Tot voor kort was er geen mens in ons land die eraan twijfelde dat onze economie volledig draait op de Randstad. De zeehaven van Rotterdam, de luchthaven van Schiphol en de financiële bedrijvigheid op de Amsterdamse Zuidas zijn verantwoordelijk zijn voor ons economisch welbevinden. Toch?
Nou, niet helemaal.
In het zuiden wisten we al langer dat dat beeld eigenlijk wat genuanceerder ligt. Dat er inmiddels behoorlijk wat parameters zijn waarop Brainport een prominente positie inneemt als economische hub. En dat er nog geen einde is aan de groei. Maar ja, dat kun je zelf wel heel hard roepen, maar zelfs met alle aanwezige bewijslast blijft toch een soort Calimero-effect houden. Hey Amsterdam, hey Rotterdam, heyhey Den Haag, wij zijn ook hartstikke belangrijk hoor! Niet handig en bovendien weinig effectief. Logisch ook dat Brainport, al dan niet vanuit een Brabantse bescheidenheid, dat roeptoeteren meestal maar achterwege laat.
Juist daarom kan het rapport “Mainports voorbij” van de Raad voor de Leefomgeving en Infrastructuur (Rli) wel eens heel belangrijk worden. Deze adviesraad voor regering en parlement concludeert onomwonden dat Brainport minstens zo krachtig en belangrijk is als de ‘mainports’ Rotterdam en Schiphol die sinds de jaren ’80 zoveel aandacht kregen. En minstens zo interessant: De Rli koppelt daaraan het advies om de focus te verbreden: niet meer alle ballen op de Mainports, maar minstens zoveel aandacht voor Brainport.

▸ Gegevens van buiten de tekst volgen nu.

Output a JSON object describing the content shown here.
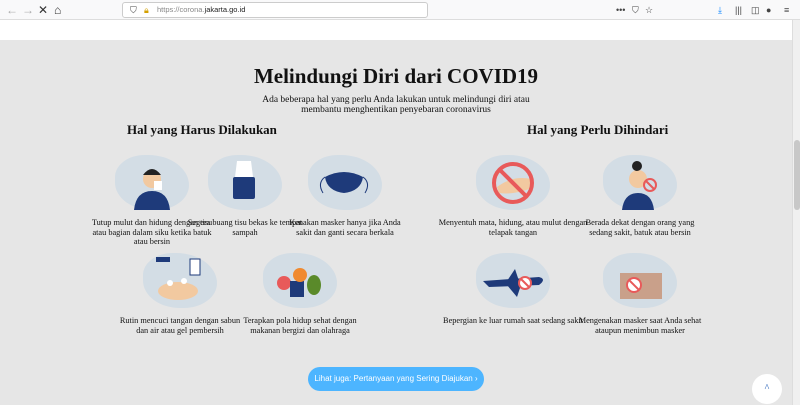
{
  "browser": {
    "url_prefix": "https://corona.",
    "url_domain": "jakarta.go.id"
  },
  "page": {
    "title": "Melindungi Diri dari COVID19",
    "subtitle": "Ada beberapa hal yang perlu Anda lakukan untuk melindungi diri atau membantu menghentikan penyebaran coronavirus",
    "do_heading": "Hal yang Harus Dilakukan",
    "dont_heading": "Hal yang Perlu Dihindari",
    "do_items": [
      {
        "icon": "cough-tissue-icon",
        "text": "Tutup mulut dan hidung dengan tisu atau bagian dalam siku ketika batuk atau bersin"
      },
      {
        "icon": "tissue-box-icon",
        "text": "Segera buang tisu bekas ke tempat sampah"
      },
      {
        "icon": "face-mask-icon",
        "text": "Kenakan masker hanya jika Anda sakit dan ganti secara berkala"
      },
      {
        "icon": "hand-wash-icon",
        "text": "Rutin mencuci tangan dengan sabun dan air atau gel pembersih"
      },
      {
        "icon": "healthy-food-icon",
        "text": "Terapkan pola hidup sehat dengan makanan bergizi dan olahraga"
      }
    ],
    "dont_items": [
      {
        "icon": "no-touch-face-icon",
        "text": "Menyentuh mata, hidung, atau mulut dengan telapak tangan"
      },
      {
        "icon": "no-close-contact-icon",
        "text": "Berada dekat dengan orang yang sedang sakit, batuk atau bersin"
      },
      {
        "icon": "no-travel-icon",
        "text": "Bepergian ke luar rumah saat sedang sakit"
      },
      {
        "icon": "no-mask-hoarding-icon",
        "text": "Mengenakan masker saat Anda sehat ataupun menimbun masker"
      }
    ],
    "faq_button": "Lihat juga: Pertanyaan yang Sering Diajukan ›",
    "colors": {
      "accent": "#4db5ff",
      "navy": "#1e3a7a",
      "prohibit": "#e85a5a",
      "blob": "#d3dde5"
    }
  }
}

De Rli is niet de eerste de beste. Voor de ministeries van Economische Zaken en Infrastructuur is hun wijze raad een belangrijke basis voor nieuw beleid. Nou moeten we ons niet meteen voorstellen dat dit vanaf morgen zichtbaar is, maar we mogen er wel van uitgaan dat het Rli-advies in een nieuw regeerakkoord (dat als het goed is ergens in de loop van 2017 zal worden afgesloten) een prominente plek krijgt.

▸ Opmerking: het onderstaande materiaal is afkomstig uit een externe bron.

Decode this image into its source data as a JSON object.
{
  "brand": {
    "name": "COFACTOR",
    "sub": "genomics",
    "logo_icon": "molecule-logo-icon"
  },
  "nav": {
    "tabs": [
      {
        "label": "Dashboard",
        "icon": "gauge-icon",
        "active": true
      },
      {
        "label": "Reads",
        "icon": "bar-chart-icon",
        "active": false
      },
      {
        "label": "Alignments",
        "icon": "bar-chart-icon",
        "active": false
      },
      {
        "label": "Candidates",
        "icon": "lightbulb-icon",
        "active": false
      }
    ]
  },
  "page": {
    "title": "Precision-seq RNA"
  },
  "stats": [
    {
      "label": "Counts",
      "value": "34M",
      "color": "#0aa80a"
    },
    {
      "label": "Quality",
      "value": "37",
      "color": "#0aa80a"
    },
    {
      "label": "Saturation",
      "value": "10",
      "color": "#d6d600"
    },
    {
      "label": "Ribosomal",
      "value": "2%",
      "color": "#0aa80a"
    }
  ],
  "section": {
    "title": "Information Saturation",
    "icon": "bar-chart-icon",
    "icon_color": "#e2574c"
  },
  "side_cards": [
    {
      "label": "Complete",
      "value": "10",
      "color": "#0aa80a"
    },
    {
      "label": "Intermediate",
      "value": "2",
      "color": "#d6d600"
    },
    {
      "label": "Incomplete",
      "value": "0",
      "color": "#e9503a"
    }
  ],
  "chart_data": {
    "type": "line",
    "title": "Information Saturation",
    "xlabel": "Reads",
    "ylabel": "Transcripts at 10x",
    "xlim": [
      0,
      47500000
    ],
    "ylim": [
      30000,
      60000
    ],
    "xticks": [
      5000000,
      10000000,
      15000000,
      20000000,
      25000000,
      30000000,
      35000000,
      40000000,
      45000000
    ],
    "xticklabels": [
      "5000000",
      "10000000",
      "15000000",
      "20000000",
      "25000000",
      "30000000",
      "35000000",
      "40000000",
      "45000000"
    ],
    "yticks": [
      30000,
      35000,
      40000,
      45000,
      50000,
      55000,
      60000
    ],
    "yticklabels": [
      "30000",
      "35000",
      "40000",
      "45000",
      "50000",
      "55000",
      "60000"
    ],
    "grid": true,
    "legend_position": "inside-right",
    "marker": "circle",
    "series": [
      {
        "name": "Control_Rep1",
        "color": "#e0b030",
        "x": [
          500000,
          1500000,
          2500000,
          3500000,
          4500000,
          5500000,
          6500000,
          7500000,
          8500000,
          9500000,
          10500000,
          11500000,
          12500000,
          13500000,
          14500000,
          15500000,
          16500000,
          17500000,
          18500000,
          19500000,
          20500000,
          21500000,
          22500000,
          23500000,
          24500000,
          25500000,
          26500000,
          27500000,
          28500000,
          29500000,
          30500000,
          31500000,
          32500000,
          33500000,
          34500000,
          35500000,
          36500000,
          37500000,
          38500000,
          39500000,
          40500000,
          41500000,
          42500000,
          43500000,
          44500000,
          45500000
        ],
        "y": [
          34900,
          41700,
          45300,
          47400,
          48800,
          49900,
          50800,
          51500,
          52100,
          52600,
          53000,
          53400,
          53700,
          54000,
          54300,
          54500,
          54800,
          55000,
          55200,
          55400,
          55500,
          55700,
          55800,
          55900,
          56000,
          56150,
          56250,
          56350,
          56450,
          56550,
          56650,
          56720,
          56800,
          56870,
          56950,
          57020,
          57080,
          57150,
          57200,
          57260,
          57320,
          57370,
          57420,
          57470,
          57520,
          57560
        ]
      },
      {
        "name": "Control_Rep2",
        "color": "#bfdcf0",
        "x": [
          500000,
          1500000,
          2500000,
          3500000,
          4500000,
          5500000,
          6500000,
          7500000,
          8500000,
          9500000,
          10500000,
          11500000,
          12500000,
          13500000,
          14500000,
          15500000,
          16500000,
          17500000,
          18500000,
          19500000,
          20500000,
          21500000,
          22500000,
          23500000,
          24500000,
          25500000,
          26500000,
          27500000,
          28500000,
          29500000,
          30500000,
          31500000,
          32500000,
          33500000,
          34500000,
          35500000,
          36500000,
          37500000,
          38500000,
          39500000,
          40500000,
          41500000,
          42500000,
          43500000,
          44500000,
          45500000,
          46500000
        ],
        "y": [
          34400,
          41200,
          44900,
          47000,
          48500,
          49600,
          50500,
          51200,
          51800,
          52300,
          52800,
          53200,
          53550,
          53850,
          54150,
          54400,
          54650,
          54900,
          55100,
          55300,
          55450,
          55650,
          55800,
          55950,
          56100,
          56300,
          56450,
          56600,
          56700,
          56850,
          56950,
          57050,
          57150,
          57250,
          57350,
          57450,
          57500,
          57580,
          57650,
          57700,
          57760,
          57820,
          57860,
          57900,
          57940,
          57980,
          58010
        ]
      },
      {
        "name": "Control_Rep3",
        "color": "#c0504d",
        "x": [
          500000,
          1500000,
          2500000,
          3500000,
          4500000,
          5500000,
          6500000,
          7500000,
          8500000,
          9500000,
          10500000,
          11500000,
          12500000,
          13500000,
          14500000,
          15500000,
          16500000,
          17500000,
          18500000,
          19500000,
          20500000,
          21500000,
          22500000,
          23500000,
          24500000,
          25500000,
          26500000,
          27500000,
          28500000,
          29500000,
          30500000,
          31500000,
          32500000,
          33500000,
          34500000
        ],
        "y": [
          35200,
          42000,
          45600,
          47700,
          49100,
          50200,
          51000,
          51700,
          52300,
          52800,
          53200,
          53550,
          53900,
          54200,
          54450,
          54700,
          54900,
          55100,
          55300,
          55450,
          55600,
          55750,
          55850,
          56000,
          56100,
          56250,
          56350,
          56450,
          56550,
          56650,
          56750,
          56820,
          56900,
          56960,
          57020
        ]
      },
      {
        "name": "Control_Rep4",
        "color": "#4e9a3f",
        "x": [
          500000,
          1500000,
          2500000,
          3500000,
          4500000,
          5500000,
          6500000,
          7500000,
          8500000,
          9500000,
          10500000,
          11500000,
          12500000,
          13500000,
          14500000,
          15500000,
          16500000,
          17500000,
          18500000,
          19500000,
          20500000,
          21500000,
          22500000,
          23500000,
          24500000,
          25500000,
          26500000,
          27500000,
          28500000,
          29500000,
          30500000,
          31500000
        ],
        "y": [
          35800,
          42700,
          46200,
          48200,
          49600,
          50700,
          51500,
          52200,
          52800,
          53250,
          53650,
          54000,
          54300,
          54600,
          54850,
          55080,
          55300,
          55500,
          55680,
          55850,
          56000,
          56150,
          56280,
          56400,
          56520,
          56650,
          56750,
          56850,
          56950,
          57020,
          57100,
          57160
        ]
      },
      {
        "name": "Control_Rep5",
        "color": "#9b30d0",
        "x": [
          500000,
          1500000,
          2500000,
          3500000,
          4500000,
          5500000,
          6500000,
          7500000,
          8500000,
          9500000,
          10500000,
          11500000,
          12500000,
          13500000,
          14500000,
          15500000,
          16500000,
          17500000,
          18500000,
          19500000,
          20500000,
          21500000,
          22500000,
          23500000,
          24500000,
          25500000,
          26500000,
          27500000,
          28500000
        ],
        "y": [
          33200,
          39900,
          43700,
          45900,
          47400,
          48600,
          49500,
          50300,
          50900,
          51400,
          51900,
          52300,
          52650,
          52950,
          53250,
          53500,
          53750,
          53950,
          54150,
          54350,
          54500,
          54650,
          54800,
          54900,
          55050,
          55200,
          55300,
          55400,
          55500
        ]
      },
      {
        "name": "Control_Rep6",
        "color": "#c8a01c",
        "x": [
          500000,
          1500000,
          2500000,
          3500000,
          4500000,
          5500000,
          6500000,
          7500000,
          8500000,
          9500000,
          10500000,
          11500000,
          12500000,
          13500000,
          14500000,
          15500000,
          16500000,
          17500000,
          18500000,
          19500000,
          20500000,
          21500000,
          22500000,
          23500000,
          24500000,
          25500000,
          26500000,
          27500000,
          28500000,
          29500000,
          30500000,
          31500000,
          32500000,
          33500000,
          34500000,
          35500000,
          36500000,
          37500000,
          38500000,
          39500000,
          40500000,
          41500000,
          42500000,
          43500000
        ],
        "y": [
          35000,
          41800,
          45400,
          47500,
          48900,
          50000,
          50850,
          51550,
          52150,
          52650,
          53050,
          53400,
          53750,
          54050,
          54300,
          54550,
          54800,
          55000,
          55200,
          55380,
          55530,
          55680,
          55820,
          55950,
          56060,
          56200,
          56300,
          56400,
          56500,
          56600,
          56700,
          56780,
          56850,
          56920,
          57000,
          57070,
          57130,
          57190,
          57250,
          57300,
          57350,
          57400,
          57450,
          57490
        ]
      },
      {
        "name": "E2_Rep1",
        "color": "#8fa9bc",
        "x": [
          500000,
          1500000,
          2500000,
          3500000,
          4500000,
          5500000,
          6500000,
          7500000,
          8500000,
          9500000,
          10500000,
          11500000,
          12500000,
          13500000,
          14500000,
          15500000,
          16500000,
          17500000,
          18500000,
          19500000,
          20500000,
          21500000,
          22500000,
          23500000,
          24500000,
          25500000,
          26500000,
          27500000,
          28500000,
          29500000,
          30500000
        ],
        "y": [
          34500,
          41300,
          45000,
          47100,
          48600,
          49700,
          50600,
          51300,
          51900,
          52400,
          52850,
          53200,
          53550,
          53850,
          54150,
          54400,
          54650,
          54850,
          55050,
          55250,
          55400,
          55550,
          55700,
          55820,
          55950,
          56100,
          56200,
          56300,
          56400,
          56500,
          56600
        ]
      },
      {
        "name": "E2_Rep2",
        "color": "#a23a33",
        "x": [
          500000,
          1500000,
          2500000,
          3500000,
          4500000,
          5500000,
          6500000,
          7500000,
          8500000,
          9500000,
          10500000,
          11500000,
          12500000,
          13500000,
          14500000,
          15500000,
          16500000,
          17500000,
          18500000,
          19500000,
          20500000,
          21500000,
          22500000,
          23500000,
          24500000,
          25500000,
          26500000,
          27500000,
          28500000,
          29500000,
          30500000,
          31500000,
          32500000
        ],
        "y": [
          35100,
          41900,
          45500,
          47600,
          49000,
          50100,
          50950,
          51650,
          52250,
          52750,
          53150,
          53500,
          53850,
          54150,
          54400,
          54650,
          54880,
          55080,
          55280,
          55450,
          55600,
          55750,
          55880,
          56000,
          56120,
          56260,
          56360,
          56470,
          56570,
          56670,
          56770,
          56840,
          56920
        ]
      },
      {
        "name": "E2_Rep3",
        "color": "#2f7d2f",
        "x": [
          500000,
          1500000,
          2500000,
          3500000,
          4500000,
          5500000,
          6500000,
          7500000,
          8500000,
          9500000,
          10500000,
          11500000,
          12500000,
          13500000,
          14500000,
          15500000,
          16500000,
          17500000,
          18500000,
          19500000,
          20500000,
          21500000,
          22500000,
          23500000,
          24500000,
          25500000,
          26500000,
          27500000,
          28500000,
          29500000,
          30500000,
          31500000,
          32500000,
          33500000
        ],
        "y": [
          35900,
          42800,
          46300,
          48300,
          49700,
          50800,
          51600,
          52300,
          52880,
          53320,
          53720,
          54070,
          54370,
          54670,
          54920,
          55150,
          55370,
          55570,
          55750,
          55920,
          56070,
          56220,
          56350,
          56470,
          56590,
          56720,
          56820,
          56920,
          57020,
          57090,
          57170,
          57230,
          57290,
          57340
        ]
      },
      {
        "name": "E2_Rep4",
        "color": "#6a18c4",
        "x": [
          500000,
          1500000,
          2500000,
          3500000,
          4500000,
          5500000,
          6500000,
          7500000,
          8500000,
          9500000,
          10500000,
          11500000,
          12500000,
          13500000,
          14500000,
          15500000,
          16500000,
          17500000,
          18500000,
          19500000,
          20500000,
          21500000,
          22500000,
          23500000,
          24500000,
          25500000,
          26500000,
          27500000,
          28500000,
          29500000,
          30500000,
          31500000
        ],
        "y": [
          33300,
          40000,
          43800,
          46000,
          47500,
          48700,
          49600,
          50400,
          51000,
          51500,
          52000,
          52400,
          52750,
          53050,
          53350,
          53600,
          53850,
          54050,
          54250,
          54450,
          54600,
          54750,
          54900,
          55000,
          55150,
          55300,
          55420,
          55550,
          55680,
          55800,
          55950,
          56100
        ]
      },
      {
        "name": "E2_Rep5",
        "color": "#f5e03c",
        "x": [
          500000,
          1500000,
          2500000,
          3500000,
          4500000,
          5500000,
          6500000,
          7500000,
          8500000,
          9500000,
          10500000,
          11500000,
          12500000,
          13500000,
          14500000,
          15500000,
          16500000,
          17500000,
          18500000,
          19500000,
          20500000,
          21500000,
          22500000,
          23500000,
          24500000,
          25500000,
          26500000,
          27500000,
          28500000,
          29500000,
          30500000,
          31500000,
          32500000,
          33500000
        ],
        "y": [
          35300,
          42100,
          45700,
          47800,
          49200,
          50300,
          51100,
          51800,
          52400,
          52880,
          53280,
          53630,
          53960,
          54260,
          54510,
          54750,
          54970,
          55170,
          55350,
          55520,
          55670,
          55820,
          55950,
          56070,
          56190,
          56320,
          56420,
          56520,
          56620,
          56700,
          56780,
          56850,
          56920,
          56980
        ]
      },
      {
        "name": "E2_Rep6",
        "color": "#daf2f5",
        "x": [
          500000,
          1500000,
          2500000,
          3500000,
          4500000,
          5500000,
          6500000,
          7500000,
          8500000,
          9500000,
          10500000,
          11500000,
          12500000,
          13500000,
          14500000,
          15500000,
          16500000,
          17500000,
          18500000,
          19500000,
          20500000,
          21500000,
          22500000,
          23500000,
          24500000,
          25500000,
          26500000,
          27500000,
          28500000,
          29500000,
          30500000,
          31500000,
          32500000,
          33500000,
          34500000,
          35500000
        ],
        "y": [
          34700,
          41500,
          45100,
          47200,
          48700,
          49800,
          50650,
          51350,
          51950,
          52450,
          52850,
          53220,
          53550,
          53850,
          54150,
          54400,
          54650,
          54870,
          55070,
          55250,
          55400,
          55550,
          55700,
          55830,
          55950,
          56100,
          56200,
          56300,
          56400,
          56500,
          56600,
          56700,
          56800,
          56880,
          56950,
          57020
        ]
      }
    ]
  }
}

Dat is overigens geen vanzelfsprekendheid en de Brainportobby zal daarvoor nog overuren moeten maken. Maar hoe dan ook mag de ideale Rli-voorzet niet onbenut blijven. Er is nog pakweg een jaar beschikbaar, lang genoeg dus voor het kneden van alle potentiële toekomstige coalitiepartijen.
Dat wil niet zeggen dat de Brabantse bescheidenheid ineens moet omslaan in Amsterdamse bravoure. Dat past ons niet én het zou de zo belangrijke samenwerking met die traditionele economische hotspots onnodig op het spel zetten. Natuurlijk zijn de mainports ongelukkig met de constateringen van de Raad en dan helpt het niet nog eens wat zout in de wonden te strooien. Maar het gaat niet alleen om de vorm, er is ook een belangrijke inhoudelijke reden om terughoudend te zijn: Brainport heeft ook in de nu vastgestelde ‘nieuwe verhoudingen’ de klassieke mainports hard nodig. Beter gezegd: de regio’s hebben elkaar nodig, precies zoals Rli ook zelf concludeert. Niet voor niets zijn er onlangs akkoorden gesloten in REOS en met Randstad-Zuid.
Het is dus zaak geheel in de lijn van het advies van de Raad voor de Leefomgeving en Infrastructuur door te pakken. Dat wil zeggen: nadruk op het belang van het geheel, een integraal economisch beleid met aandacht voor alle belangrijke economische hotspots in plaats van slechts een paar. Dat die lobby vanaf nu gevoerd kan worden vanuit een “officieel erkende” zuidelijke kracht, dat is daarbij mooi meegenomen.